Walker acknowledged he needs to ease concerns from customers, but reiterated that Opel and Magna will remain separate.

He said Magna, based in Aurora, Ont., wasn’t “taking over” Opel and will remain a parts maker.

“Most of the customers I have talked to personally want to know how we have a separation to protect technology, but they have told me that they are comfortable with it,” said Walker.

In Toronto, a Magna executive told a CIBC investor conference that the company has a long history of working with its customers’ proprietary information and has never had a problem.

Louis Tonelli, vice-president of investor relations, pointed to Magna’s Austrian-based operations, Magna Steyr, which develop and build cars for various automakers.

“We were very involved in the development of the BMW X3 in the very same facility as we are building Mercedes vehicles,” Tonelli said.

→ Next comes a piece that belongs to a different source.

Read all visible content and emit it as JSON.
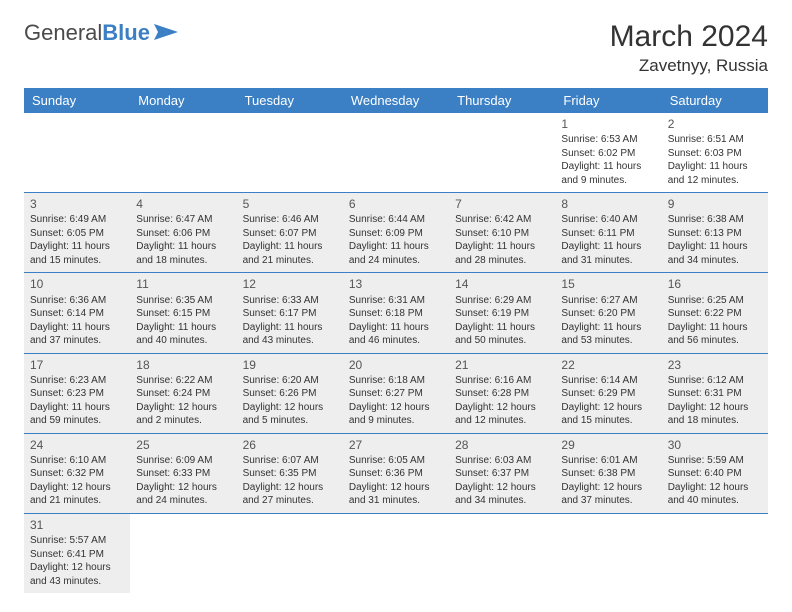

“BMW recently said that we showed through the development of the X3 that we could have the appropriate walls in place and keep proprietary information proprietary, and that gave them a lot of comfort.”

Tonelli said “a number of important safeguards” will be put in place to protect customers’ technology. Magna’s parts business is already quite decentralized, and will remain completely independent from Opel. In addition, any Magna employees who work for Opel will cease to have any connection to the parts business, he said.

Magna will fill three seats on Opel’s 20-member board.

“We are fully committed to protecting the proprietary technology and interests of our customers and will continue to respect all confidential information with which we are entrusted,” Tonelli said.

“As far as I know, there hasn’t been any business lost as a result of this transaction,” he added.

Tonelli went on to emphasize how important the Opel transaction is to Magna’s ambitions in Russia, which is widely expected to soon surpass Germany as Europe’s biggest car market.

He said Magna has over $200 million in booked business in Russia to date.

“But the potential number we’re looking at is much, much bigger than that, and Opel gives us a chance to get even more involved,” Tonelli said.

Magna’s A shares gained 80 cents to $45.47 on Tuesday at the Toronto Stock Exchange.